As the micro plastics were found on the paint outside the bottle cap. It seems complicate that that ended on the drink itself. Unless you are licking the bottle cap it doesn't seem that relevant.
No, the microplastics were found in the content of the bottles. The cap thing is where they come from. As a reply to you explained, the microplastic from the top of a cap is scratched by another cap and ends up on the bottom of yet another cap.
The paint on the caps also had "tiny scratches, invisible to the naked eye, probably due to friction between the caps when there were stored," the agency said in a statement.
This could then "release particles onto the surface of the caps," it added.
Paint scratches off the outside, then sticks to the inside and makes it into the drink.
Wait...we not licking bottle caps anymore?!

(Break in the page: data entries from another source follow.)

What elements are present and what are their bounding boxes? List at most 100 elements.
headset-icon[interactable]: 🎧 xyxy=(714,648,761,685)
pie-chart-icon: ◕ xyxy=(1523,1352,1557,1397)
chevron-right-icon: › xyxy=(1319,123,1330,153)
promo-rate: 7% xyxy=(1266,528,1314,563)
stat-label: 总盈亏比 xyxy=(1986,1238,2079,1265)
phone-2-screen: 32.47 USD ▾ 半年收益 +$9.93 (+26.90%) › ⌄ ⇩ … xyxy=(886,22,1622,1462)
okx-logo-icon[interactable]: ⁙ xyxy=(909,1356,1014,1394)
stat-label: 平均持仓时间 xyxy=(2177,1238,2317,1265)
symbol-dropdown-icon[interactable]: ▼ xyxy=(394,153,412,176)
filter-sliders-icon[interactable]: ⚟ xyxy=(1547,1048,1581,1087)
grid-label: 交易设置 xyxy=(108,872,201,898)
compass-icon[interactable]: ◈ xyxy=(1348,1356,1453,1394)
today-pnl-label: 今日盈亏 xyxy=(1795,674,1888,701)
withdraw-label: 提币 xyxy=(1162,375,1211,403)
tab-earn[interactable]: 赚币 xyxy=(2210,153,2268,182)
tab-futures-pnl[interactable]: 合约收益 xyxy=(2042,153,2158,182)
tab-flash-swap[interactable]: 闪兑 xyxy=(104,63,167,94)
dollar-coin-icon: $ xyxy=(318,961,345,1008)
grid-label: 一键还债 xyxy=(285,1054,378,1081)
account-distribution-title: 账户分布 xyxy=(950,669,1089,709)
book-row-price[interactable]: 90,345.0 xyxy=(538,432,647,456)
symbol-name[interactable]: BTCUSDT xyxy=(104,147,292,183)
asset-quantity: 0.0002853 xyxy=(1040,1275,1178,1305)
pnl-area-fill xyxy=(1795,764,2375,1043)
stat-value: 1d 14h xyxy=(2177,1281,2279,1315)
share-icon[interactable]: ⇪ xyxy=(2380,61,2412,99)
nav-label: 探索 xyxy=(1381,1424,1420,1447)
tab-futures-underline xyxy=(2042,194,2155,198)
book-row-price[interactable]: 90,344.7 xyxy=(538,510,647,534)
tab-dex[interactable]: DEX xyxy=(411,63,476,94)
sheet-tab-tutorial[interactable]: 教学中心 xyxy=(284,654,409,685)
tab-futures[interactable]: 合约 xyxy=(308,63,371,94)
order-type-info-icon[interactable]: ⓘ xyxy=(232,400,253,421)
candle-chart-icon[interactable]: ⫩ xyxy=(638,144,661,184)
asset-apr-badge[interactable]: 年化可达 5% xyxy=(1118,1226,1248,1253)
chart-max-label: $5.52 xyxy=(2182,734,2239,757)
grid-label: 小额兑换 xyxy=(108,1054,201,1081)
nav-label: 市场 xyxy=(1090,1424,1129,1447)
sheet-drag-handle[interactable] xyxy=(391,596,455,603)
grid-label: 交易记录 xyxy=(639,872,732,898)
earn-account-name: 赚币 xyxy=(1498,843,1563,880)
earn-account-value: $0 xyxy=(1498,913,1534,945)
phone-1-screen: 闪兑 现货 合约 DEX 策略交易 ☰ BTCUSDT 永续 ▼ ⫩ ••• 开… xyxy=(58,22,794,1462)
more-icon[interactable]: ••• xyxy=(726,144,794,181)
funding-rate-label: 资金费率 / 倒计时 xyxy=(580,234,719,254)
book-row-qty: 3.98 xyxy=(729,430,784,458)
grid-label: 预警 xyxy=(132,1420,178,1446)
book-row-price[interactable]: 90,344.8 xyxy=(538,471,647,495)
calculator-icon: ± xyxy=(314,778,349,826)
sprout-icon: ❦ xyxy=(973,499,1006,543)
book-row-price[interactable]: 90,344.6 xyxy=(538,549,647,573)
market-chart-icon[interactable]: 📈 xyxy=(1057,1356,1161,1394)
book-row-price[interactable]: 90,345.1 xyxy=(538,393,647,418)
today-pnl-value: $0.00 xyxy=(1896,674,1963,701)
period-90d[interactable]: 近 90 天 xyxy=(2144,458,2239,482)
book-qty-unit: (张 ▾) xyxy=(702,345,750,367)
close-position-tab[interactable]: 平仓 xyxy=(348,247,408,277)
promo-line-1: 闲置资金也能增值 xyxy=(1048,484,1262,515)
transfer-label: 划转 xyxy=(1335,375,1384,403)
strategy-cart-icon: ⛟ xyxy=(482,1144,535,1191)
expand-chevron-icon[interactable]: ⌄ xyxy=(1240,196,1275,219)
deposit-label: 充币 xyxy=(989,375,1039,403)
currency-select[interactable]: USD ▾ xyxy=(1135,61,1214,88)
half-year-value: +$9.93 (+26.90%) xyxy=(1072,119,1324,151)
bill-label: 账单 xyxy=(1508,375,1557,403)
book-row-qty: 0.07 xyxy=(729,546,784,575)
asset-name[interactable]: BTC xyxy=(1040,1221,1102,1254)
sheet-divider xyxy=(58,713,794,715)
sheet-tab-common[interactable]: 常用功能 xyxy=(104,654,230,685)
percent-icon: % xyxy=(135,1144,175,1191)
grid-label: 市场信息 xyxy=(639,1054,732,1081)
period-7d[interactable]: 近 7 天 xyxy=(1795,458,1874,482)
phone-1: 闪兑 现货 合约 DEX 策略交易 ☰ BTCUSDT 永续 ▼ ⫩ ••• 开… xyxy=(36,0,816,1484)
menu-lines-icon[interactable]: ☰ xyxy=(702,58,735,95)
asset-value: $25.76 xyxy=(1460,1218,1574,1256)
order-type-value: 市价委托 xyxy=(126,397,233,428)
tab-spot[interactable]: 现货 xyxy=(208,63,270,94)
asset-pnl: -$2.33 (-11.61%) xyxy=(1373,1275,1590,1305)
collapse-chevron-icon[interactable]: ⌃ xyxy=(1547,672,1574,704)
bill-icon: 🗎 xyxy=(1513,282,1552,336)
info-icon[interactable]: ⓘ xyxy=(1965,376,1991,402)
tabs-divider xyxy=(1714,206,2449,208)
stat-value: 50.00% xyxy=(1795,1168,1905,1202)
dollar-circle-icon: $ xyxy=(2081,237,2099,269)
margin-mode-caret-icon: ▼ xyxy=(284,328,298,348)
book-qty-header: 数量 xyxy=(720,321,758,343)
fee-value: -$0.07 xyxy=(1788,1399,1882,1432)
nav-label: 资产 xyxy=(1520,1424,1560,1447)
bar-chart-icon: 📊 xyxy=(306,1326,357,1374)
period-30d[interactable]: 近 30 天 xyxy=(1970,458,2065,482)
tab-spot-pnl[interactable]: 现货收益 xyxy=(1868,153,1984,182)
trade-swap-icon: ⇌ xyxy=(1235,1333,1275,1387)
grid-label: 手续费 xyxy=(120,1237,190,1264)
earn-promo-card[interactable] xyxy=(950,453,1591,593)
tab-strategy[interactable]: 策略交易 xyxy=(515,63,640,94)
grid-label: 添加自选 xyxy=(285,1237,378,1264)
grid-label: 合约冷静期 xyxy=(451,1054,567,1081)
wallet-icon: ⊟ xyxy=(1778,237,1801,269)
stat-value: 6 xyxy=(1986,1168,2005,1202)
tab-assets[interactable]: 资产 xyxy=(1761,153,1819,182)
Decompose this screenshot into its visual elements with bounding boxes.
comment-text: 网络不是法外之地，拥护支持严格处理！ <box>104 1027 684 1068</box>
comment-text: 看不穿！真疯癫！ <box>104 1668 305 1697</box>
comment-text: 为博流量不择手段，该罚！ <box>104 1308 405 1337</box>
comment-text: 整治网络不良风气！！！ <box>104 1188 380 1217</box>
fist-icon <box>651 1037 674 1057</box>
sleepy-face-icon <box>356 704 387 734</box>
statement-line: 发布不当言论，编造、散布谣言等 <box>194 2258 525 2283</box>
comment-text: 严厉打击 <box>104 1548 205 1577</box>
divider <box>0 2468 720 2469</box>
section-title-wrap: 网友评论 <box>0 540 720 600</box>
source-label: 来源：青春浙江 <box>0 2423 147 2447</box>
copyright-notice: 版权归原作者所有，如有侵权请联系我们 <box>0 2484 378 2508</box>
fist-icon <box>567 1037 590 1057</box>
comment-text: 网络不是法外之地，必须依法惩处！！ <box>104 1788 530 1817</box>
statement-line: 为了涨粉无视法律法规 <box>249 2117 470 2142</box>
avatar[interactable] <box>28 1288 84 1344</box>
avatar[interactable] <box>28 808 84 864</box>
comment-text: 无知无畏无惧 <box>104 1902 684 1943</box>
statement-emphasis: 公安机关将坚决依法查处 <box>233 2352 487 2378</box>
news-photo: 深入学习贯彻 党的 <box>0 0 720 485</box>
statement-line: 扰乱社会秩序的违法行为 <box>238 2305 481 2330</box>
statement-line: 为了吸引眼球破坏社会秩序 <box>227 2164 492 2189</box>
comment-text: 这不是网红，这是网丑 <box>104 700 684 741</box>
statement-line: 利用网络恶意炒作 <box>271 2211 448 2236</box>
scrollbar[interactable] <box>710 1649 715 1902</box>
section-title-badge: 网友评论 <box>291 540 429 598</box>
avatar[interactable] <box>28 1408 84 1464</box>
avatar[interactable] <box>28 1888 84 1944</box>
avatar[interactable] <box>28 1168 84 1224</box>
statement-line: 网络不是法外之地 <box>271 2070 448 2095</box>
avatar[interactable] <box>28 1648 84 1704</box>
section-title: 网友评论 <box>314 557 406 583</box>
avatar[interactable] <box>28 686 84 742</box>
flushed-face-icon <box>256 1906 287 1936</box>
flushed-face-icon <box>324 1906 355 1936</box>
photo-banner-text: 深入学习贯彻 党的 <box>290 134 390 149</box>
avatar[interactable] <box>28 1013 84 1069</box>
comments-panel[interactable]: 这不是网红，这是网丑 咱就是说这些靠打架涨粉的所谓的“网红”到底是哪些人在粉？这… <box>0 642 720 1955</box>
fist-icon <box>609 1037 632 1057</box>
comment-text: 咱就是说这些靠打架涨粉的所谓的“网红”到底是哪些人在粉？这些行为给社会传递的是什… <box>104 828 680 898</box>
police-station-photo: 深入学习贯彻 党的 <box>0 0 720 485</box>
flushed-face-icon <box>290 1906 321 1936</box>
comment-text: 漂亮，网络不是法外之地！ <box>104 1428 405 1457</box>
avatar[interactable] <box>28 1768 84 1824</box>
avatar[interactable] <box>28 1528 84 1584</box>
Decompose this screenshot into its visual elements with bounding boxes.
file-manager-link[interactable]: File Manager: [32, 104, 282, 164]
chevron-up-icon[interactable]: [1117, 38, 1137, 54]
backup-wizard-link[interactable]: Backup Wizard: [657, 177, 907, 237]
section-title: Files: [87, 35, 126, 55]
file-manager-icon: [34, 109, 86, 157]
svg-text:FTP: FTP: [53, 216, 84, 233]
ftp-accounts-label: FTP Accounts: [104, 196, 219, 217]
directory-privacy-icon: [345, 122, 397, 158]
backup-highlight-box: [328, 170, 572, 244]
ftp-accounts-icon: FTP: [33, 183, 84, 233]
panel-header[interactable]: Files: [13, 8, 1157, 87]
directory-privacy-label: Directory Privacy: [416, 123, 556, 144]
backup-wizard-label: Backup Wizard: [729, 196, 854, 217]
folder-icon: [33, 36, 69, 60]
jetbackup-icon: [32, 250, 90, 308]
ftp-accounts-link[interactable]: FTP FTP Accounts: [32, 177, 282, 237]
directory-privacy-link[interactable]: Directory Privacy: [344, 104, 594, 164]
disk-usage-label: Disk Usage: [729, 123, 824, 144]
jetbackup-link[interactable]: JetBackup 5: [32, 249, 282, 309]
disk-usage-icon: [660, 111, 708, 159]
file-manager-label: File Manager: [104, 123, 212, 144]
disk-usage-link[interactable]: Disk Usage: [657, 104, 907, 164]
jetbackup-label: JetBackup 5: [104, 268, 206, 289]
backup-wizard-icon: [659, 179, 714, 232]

For the people in the comments who either won't or seemingly can't read the article: The paint on the top of the caps is plastic-based and before they're put on the bottle they're stored in a big jumbled up pile where the paint chips off and coats the caps in tiny flakes. When the cap gets put on the bottle, the flakes on the bottom of the cap get washed off into your drink. Studies show that washing the caps first dramatically reduces the micro-plastic contamination.
We just need glass caps then
When I was a kid they were made from metal
...do plastic bottles not have caps? I'm confused.
their caps are fully plastic, not painted metal. The non-screwtop metal caps need to be bent to release their grip on the bottle. That scrapes the paint off the metal cap.
it's more likely that paint is scratched off by other caps, idk about metal caps but plastic ones are usually handled in bags, thrown into a cap feeder that aligns them and loads them into the capper. I expect metal caps to go through a similar process, and all that movement is bound to scratch it and send particles everywhere.